La place laissée à l’altersexualité est en effet édifiante. Une remarque de Jonathan est significative, quand il évoque les photos qu’il charge sur Internet. À propos d’images zoophiles, il se plaint : « je suis étonné que ça soit visible par des types comme moi qui cherchent juste des filles normales pour baver devant » (p. 200). L’homosexualité y est à plusieurs reprises utilisée comme repoussoir. Dans le jeu initial, le pire des gages imaginés par les garçons consiste en ceci : « tu te fais enculer une fois par an pendant vingt minutes à la radio » (p. 11). On se traite d’« espèce de pédés », ou bien d’« homosexuel refoulé » (p. 12). Pour se défiler devant Déborah, Jonathan envisage de « lui raconter qu’en fait je suis pédé » (p. 238). Lors de la belle scène de confidences avec Ben (p. 270), Jonathan « ne savait pas s’il devait passer un bras autour de ses épaules ». Certes, cela correspond bien à l’orthosexualité pathologique de ces adolescents, mais que diable, on eût souhaité que cet auteur ouvert sur quantité de questions sociales décoinçât tant soit peu ses personnages, histoire de montrer la voie à ses jeunes lecteurs, qui sans doute dans la réalité sont moins inhibés qu’il ne semble le croire.
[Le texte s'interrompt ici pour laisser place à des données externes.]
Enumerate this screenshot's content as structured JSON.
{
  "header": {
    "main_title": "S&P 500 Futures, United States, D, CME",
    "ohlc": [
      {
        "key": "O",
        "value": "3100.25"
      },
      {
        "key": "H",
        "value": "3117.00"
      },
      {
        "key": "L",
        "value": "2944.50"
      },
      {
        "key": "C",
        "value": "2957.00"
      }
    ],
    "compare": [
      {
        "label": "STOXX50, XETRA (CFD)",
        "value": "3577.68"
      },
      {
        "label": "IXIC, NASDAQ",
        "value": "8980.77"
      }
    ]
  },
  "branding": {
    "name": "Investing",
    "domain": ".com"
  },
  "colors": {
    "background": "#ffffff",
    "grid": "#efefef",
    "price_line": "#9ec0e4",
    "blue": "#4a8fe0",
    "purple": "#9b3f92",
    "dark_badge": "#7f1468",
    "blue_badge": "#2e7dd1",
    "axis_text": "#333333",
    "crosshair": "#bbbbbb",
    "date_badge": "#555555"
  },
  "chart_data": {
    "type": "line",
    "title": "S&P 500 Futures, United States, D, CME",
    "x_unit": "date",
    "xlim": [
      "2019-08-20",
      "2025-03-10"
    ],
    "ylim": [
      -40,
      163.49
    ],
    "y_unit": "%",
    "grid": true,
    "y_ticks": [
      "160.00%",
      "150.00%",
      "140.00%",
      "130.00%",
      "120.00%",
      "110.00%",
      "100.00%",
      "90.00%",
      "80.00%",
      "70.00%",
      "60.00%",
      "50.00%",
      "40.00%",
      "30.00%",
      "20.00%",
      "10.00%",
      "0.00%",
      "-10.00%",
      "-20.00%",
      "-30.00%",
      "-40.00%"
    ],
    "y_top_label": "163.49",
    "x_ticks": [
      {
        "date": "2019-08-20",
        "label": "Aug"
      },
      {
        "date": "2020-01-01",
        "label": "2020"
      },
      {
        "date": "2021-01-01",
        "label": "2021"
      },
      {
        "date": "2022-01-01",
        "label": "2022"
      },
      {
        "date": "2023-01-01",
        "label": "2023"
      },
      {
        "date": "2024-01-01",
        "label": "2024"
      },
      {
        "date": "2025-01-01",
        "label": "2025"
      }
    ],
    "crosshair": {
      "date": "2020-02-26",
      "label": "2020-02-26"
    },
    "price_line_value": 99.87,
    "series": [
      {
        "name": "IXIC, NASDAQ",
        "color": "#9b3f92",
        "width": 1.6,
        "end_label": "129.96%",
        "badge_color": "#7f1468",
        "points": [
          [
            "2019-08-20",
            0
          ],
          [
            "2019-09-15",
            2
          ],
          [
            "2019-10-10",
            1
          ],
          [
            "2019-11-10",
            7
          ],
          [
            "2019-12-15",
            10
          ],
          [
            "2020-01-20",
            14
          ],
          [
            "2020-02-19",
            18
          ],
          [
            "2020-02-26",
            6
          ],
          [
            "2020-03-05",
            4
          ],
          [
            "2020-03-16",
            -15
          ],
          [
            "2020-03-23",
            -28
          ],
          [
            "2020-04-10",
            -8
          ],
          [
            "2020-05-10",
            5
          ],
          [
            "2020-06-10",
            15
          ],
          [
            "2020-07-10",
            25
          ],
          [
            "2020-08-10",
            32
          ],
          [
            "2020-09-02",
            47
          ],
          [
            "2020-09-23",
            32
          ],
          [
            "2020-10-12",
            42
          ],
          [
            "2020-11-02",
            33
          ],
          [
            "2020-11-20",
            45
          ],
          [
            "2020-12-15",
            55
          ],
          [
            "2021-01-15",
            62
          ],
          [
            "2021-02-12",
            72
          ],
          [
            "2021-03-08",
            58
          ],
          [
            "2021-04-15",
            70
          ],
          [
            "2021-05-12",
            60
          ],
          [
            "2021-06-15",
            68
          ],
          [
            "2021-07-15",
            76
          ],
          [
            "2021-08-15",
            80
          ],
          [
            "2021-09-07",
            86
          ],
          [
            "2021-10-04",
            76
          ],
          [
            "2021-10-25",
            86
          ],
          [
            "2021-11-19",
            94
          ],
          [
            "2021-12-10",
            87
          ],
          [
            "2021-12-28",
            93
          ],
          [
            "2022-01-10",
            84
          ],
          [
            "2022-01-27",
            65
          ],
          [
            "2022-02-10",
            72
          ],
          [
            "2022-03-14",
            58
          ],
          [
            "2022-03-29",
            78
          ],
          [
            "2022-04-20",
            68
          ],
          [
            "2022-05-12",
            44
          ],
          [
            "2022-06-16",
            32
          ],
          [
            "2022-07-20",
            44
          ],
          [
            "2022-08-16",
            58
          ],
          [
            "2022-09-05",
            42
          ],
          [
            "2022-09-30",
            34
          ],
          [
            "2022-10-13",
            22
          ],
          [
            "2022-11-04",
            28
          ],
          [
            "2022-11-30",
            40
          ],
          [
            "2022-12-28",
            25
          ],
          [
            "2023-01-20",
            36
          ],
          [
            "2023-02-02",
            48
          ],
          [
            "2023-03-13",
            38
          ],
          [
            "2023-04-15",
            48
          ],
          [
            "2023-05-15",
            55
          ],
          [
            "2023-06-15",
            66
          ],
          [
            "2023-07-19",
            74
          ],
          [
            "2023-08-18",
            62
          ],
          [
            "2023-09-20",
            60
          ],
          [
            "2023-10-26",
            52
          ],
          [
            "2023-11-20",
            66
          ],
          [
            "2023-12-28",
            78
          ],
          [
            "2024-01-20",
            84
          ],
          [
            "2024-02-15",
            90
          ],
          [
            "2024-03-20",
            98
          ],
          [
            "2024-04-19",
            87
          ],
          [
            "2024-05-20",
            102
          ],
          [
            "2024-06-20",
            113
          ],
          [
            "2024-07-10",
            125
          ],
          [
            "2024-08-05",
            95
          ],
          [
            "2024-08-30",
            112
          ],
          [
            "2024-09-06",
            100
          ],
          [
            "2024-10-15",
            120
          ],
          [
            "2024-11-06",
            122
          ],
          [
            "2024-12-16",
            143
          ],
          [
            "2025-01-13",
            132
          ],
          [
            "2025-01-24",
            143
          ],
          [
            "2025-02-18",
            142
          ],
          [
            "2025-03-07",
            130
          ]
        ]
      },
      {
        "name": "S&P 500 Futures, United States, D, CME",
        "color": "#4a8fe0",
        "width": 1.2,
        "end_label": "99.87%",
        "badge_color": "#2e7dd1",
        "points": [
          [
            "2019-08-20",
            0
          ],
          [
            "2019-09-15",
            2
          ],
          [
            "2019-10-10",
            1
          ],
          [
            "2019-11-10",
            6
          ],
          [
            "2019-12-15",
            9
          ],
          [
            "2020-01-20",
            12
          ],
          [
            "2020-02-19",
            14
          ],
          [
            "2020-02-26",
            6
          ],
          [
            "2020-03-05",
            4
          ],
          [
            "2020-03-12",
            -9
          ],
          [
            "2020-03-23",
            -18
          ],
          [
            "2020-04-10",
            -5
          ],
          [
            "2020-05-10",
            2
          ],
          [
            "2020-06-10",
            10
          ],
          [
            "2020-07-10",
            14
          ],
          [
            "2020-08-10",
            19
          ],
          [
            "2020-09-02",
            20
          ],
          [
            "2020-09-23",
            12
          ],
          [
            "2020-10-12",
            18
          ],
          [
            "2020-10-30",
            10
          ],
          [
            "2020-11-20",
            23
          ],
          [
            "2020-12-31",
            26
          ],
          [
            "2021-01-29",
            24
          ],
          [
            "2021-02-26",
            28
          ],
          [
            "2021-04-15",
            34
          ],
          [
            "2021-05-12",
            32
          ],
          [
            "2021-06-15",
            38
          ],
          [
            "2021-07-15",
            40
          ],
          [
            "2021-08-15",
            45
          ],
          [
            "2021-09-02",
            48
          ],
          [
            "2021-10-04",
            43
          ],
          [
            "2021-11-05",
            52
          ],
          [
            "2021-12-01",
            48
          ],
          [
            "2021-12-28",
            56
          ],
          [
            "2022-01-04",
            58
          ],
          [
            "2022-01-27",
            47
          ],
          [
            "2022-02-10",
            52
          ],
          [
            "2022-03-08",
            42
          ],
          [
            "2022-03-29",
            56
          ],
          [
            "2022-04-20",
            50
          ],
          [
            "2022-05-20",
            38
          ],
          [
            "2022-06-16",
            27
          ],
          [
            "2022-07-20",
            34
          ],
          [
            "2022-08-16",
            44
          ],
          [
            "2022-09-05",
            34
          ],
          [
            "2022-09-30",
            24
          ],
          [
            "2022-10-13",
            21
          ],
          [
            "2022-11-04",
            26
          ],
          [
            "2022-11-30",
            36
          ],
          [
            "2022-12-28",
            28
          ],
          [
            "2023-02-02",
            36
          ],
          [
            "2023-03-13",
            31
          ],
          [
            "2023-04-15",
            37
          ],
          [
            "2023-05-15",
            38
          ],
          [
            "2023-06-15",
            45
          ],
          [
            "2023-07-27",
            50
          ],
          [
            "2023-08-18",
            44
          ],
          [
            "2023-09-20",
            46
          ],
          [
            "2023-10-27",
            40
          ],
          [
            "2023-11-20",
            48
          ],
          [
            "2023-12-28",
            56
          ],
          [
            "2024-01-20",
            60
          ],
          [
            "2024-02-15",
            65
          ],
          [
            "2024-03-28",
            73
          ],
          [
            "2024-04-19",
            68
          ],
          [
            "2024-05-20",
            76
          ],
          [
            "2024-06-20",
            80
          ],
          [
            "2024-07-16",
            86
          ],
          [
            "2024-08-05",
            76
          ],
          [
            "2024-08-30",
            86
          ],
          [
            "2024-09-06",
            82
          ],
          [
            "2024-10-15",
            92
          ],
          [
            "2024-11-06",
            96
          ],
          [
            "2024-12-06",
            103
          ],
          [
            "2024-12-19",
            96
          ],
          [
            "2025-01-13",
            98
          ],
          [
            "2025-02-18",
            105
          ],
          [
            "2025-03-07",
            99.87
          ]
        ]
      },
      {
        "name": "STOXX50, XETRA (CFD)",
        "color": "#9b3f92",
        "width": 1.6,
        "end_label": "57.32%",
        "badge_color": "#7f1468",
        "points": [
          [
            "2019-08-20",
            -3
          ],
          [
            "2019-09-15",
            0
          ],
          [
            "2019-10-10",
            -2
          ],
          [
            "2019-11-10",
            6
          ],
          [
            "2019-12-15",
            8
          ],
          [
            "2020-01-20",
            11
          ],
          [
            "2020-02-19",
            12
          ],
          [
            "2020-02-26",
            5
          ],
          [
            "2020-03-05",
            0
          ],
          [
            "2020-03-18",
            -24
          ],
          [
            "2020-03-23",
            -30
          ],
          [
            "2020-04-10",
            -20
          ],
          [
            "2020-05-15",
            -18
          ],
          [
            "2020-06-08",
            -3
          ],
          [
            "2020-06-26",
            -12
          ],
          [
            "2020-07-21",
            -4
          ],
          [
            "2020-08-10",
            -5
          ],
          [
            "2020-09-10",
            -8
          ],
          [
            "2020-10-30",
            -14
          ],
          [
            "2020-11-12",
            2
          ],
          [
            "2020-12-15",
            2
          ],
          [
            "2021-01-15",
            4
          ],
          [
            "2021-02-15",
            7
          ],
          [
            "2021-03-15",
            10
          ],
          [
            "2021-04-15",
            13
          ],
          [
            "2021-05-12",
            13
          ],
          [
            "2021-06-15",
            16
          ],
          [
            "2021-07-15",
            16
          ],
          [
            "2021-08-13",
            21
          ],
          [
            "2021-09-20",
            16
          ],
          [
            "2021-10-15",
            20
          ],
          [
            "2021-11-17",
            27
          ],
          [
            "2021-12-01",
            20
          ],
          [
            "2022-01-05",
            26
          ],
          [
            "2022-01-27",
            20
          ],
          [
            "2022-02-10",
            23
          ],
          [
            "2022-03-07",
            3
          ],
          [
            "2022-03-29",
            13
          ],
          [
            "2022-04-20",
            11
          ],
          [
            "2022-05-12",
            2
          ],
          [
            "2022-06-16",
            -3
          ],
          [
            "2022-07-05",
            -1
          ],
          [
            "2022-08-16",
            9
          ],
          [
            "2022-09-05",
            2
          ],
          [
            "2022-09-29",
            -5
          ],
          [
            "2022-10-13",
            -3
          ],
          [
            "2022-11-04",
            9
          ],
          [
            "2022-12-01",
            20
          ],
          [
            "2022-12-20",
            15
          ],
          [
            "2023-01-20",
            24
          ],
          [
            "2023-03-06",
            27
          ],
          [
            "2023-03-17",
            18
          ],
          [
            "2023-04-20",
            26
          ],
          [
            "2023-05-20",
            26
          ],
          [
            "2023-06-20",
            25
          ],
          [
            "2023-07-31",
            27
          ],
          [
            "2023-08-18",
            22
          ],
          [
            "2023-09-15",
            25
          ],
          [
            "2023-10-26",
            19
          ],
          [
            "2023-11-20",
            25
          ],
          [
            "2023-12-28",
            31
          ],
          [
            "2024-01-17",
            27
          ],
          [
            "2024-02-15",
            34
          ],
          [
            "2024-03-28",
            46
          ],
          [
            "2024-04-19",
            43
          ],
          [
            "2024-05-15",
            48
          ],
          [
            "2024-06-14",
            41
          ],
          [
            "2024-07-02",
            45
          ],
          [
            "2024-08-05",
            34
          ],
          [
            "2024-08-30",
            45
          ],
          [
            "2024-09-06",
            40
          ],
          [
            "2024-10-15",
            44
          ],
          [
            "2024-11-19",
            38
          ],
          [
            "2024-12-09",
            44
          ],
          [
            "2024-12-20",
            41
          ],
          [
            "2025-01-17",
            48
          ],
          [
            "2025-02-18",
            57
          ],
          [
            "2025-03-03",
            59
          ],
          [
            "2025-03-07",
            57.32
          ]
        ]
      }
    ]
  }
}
Lors de la visite chez le médecin, Jonathon se livre à un sous-entendu homophobe : « J’espérais juste que le médecin accepte que je lui montre ma bite sans pour autant aimer ça, si vous voyez ce que je veux dire » (p. 277). Enfin, songeant à son pote Ben, Dino a cette dernière réflexion édifiante : « Des fois, je me demande s’il n’est pas gay. Et alors ? Si c’est votre pote, ça n’a pas d’importance » (p. 294). Bref, chaque réflexion prise à part est anodine, mais l’ensemble constitue un faisceau concordant de préjugés et de réticences qui ôtent une grande partie du plaisir que ce roman aurait dû nous fournir… Dans le même genre, on préférera la veine nordique présentée par les éditions Gaïa, par exemple Un ovni entre en scène, de Jonas Gardell.

 Voir aussi Le visage de Sara, Billy Elliot et Nicholas Dane, du même auteur, ainsi qu’une nouvelle dans l’anthologie La première fois. Pour la place de la sexualité dans la littérature pour les jeunes, voir Je reviens de mourir, d’Antoine Dole, paru en 2007.